Although Python is not as fast as basic programming languages such as C++ and Java in terms of running time, it’s a fluent language which can enable programmers to realize their ideas in a much shorter time — really important when testing methods and models.
Data scientists use Python very often in order to quickly test various models and select the best one. You can find various Python packages I used in my project, including but not limiting to scikit-learn, pandas, numpy, and tensorflow.
R is one of the most used software by Statistician and Data Scientists not only because of its powerful statistical packages such as e1071, lme4, but also because of its powerful visualization tools ggplot2, ggmap and Rshiny. Recent news shows that R & Python might collaborate with each other and bring each more powerful software to the world. Let’s wait and see.
R is the language that I use for a long time and it’s really proven itself to be a reliable statistical tools and compatible with various data formats. During my projects I used R packages such as dplyr, reshape2, lme4, ggplot2 and ggmap to do most of the data cleaning and model building jobs.

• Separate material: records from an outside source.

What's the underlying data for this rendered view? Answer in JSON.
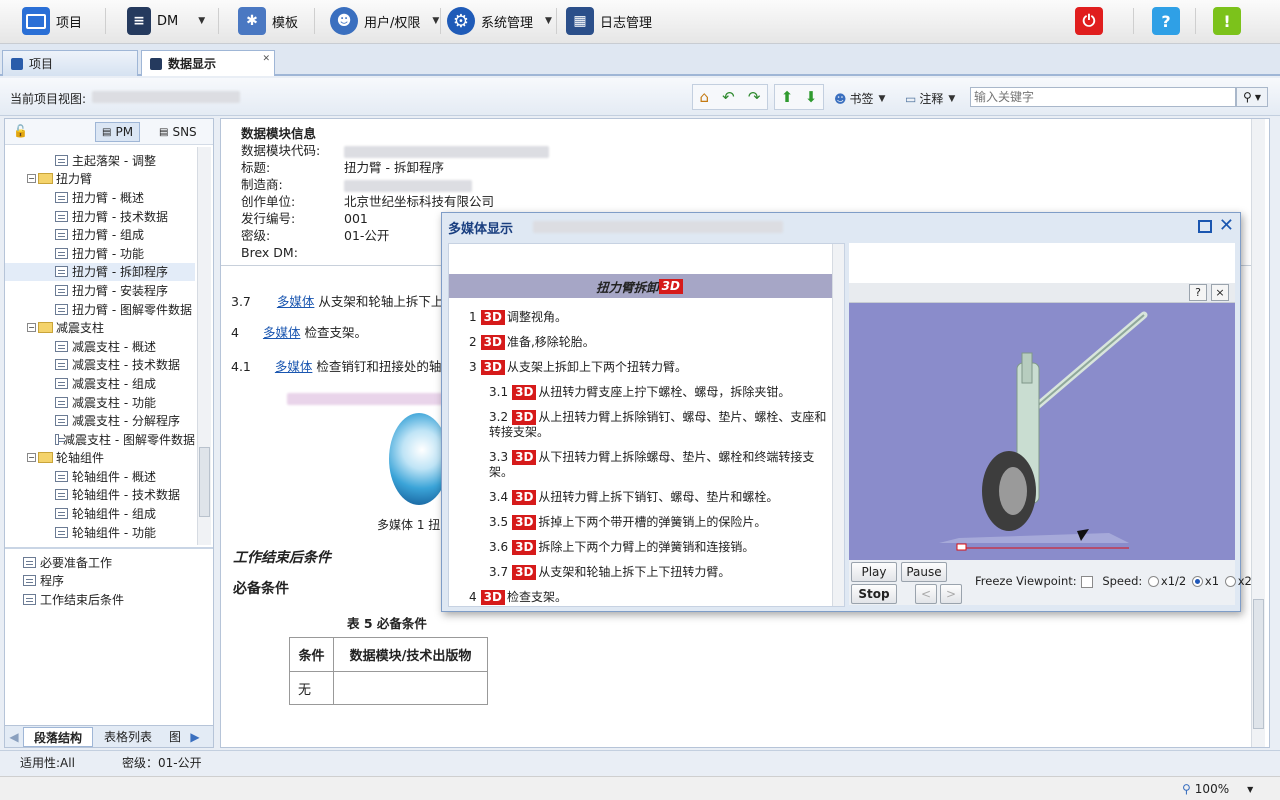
{
  "toolbar": {
    "project_label": "项目",
    "dm_label": "DM",
    "template_label": "模板",
    "users_label": "用户/权限",
    "system_label": "系统管理",
    "log_label": "日志管理",
    "help_glyph": "?",
    "alert_glyph": "!"
  },
  "tabs": [
    {
      "label": "项目"
    },
    {
      "label": "数据显示"
    }
  ],
  "viewbar": {
    "current_view_label": "当前项目视图:",
    "bookmark_label": "书签",
    "note_label": "注释",
    "search_placeholder": "输入关键字"
  },
  "left_panel": {
    "pm_label": "PM",
    "sns_label": "SNS",
    "tree": [
      {
        "label": "主起落架 - 调整",
        "level": 2,
        "type": "page"
      },
      {
        "label": "扭力臂",
        "level": 1,
        "type": "folder"
      },
      {
        "label": "扭力臂 - 概述",
        "level": 2,
        "type": "page"
      },
      {
        "label": "扭力臂 - 技术数据",
        "level": 2,
        "type": "page"
      },
      {
        "label": "扭力臂 - 组成",
        "level": 2,
        "type": "page"
      },
      {
        "label": "扭力臂 - 功能",
        "level": 2,
        "type": "page"
      },
      {
        "label": "扭力臂 - 拆卸程序",
        "level": 2,
        "type": "page",
        "selected": true
      },
      {
        "label": "扭力臂 - 安装程序",
        "level": 2,
        "type": "page"
      },
      {
        "label": "扭力臂 - 图解零件数据",
        "level": 2,
        "type": "page"
      },
      {
        "label": "减震支柱",
        "level": 1,
        "type": "folder"
      },
      {
        "label": "减震支柱 - 概述",
        "level": 2,
        "type": "page"
      },
      {
        "label": "减震支柱 - 技术数据",
        "level": 2,
        "type": "page"
      },
      {
        "label": "减震支柱 - 组成",
        "level": 2,
        "type": "page"
      },
      {
        "label": "减震支柱 - 功能",
        "level": 2,
        "type": "page"
      },
      {
        "label": "减震支柱 - 分解程序",
        "level": 2,
        "type": "page"
      },
      {
        "label": "减震支柱 - 图解零件数据",
        "level": 2,
        "type": "page"
      },
      {
        "label": "轮轴组件",
        "level": 1,
        "type": "folder"
      },
      {
        "label": "轮轴组件 - 概述",
        "level": 2,
        "type": "page"
      },
      {
        "label": "轮轴组件 - 技术数据",
        "level": 2,
        "type": "page"
      },
      {
        "label": "轮轴组件 - 组成",
        "level": 2,
        "type": "page"
      },
      {
        "label": "轮轴组件 - 功能",
        "level": 2,
        "type": "page"
      }
    ],
    "outline": [
      "必要准备工作",
      "程序",
      "工作结束后条件"
    ],
    "bottom_tabs": [
      "段落结构",
      "表格列表",
      "图"
    ]
  },
  "dm_info": {
    "heading": "数据模块信息",
    "code_label": "数据模块代码:",
    "title_label": "标题:",
    "title_value": "扭力臂 - 拆卸程序",
    "maker_label": "制造商:",
    "author_label": "创作单位:",
    "author_value": "北京世纪坐标科技有限公司",
    "issue_label": "发行编号:",
    "issue_value": "001",
    "security_label": "密级:",
    "security_value": "01-公开",
    "brex_label": "Brex DM:"
  },
  "doc": {
    "steps": [
      {
        "num": "3.7",
        "link": "多媒体",
        "text": "从支架和轮轴上拆下上"
      },
      {
        "num": "4",
        "link": "多媒体",
        "text": "检查支架。"
      },
      {
        "num": "4.1",
        "link": "多媒体",
        "text": "检查销钉和扭接处的轴"
      }
    ],
    "figure_caption": "多媒体 1 扭",
    "after_heading": "工作结束后条件",
    "required_heading": "必备条件",
    "table_caption": "表 5 必备条件",
    "table_headers": [
      "条件",
      "数据模块/技术出版物"
    ],
    "table_rows": [
      [
        "无",
        ""
      ]
    ]
  },
  "multimedia": {
    "title": "多媒体显示",
    "panel_title": "扭力臂拆卸",
    "badge": "3D",
    "steps": [
      {
        "num": "1",
        "text": "调整视角。",
        "indent": 0
      },
      {
        "num": "2",
        "text": "准备,移除轮胎。",
        "indent": 0
      },
      {
        "num": "3",
        "text": "从支架上拆卸上下两个扭转力臂。",
        "indent": 0
      },
      {
        "num": "3.1",
        "text": "从扭转力臂支座上拧下螺栓、螺母，拆除夹钳。",
        "indent": 1
      },
      {
        "num": "3.2",
        "text": "从上扭转力臂上拆除销钉、螺母、垫片、螺栓、支座和转接支架。",
        "indent": 1
      },
      {
        "num": "3.3",
        "text": "从下扭转力臂上拆除螺母、垫片、螺栓和终端转接支架。",
        "indent": 1
      },
      {
        "num": "3.4",
        "text": "从扭转力臂上拆下销钉、螺母、垫片和螺栓。",
        "indent": 1
      },
      {
        "num": "3.5",
        "text": "拆掉上下两个带开槽的弹簧销上的保险片。",
        "indent": 1
      },
      {
        "num": "3.6",
        "text": "拆除上下两个力臂上的弹簧销和连接销。",
        "indent": 1
      },
      {
        "num": "3.7",
        "text": "从支架和轮轴上拆下上下扭转力臂。",
        "indent": 1
      },
      {
        "num": "4",
        "text": "检查支架。",
        "indent": 0
      }
    ],
    "viewer": {
      "help": "?",
      "close": "×",
      "play": "Play",
      "pause": "Pause",
      "stop": "Stop",
      "prev": "<",
      "next": ">",
      "freeze_label": "Freeze Viewpoint:",
      "speed_label": "Speed:",
      "speed_options": [
        "x1/2",
        "x1",
        "x2"
      ],
      "speed_selected": "x1"
    }
  },
  "status": {
    "applicability": "适用性:All",
    "security": "密级：01-公开",
    "zoom": "100%"
  },
  "colors": {
    "accent": "#1a3f80",
    "badge_red": "#d61a1a",
    "viewer_bg": "#8a8ccb"
  }
}
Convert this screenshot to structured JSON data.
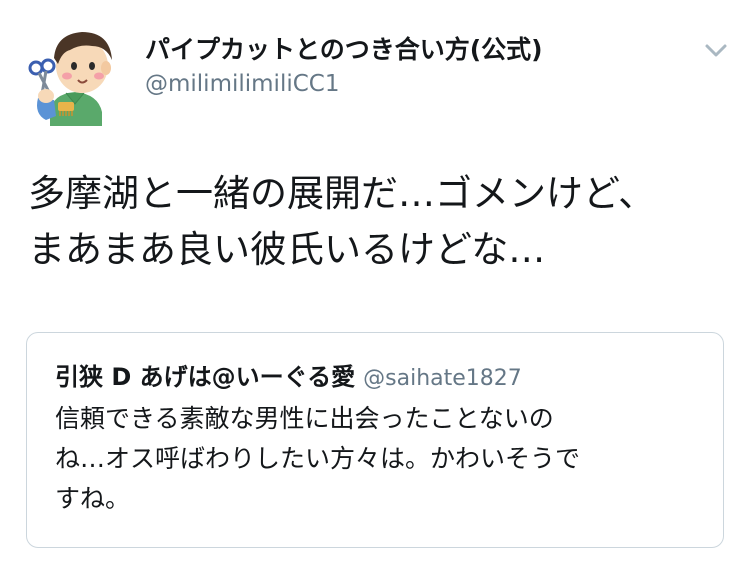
{
  "tweet": {
    "author": {
      "display_name": "パイプカットとのつき合い方(公式)",
      "handle": "@milimilimiliCC1",
      "avatar_icon": "barber-boy-avatar-icon"
    },
    "menu_icon": "chevron-down-icon",
    "text": "多摩湖と一緒の展開だ…ゴメンけど、\nまあまあ良い彼氏いるけどな…",
    "quoted_tweet": {
      "display_name": "引狭 D あげは@いーぐる愛",
      "handle": "@saihate1827",
      "text": "信頼できる素敵な男性に出会ったことないの\nね…オス呼ばわりしたい方々は。かわいそうで\nすね。"
    }
  },
  "colors": {
    "text_primary": "#14171a",
    "text_secondary": "#657786",
    "border": "#ccd6dd",
    "chevron": "#aab8c2"
  }
}
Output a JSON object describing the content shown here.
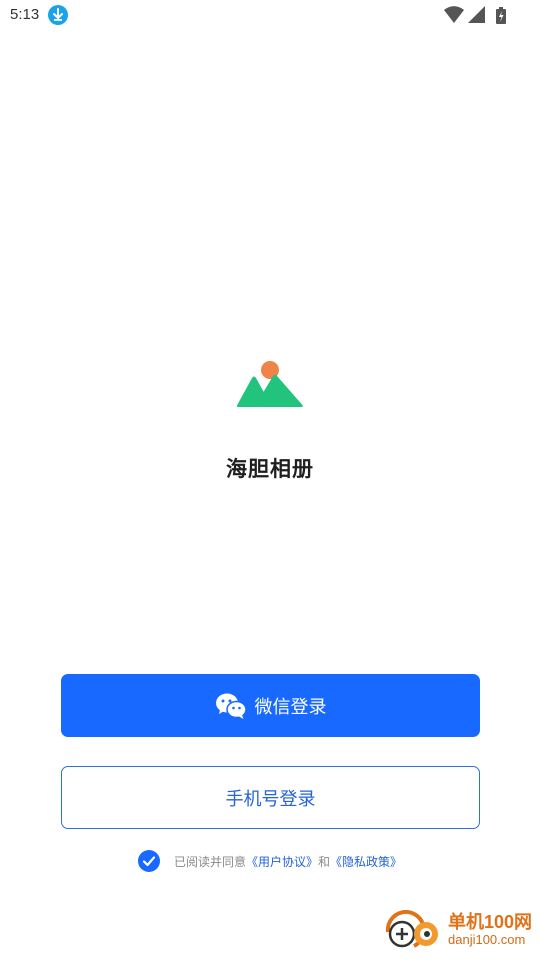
{
  "status_bar": {
    "time": "5:13",
    "icons": [
      "download-icon",
      "wifi-icon",
      "signal-icon",
      "battery-icon"
    ]
  },
  "app": {
    "title": "海胆相册",
    "logo_icon": "mountain-sun-logo",
    "logo_colors": {
      "mountain": "#22c47d",
      "sun": "#f0834a"
    }
  },
  "login": {
    "wechat_label": "微信登录",
    "wechat_icon": "wechat-icon",
    "phone_label": "手机号登录"
  },
  "agreement": {
    "checked": true,
    "prefix": "已阅读并同意",
    "user_agreement": "《用户协议》",
    "joiner": "和",
    "privacy_policy": "《隐私政策》"
  },
  "watermark": {
    "title": "单机100网",
    "domain": "danji100.com"
  },
  "colors": {
    "primary": "#1769ff",
    "link": "#2563d6",
    "background": "#ffffff"
  }
}
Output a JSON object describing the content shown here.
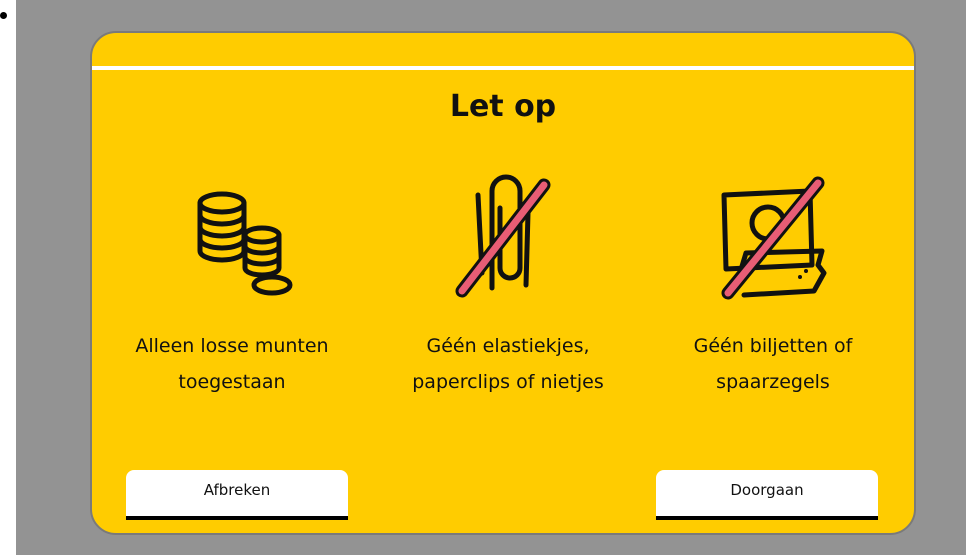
{
  "dialog": {
    "title": "Let op",
    "items": [
      {
        "icon": "coins-icon",
        "line1": "Alleen losse munten",
        "line2": "toegestaan"
      },
      {
        "icon": "no-paperclip-icon",
        "line1": "Géén elastiekjes,",
        "line2": "paperclips of nietjes"
      },
      {
        "icon": "no-banknotes-icon",
        "line1": "Géén biljetten of",
        "line2": "spaarzegels"
      }
    ],
    "cancel_label": "Afbreken",
    "continue_label": "Doorgaan"
  },
  "colors": {
    "background": "#939393",
    "dialog": "#ffcc00",
    "strike": "#e85d75",
    "ink": "#111111"
  }
}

Tableau is the most intellectual data visualization tools I’ve ever used – easy to learn and the results are beautiful. One geographical heatmap in R requires tens of parameters, while with Tableau you just need to drag the data into the map icon and the software automatically searches for information it needs and renders the plot.
One of the most competitive feature in Tableau is its dynamic dashboard. You can deploy it on you website and see real-time response when doing filtering and selecting online. I utilized Tableau in one of my projects where I was trying to visualize the whereabouts of my undergraduate classmates, which has received a huge response in my graduation day.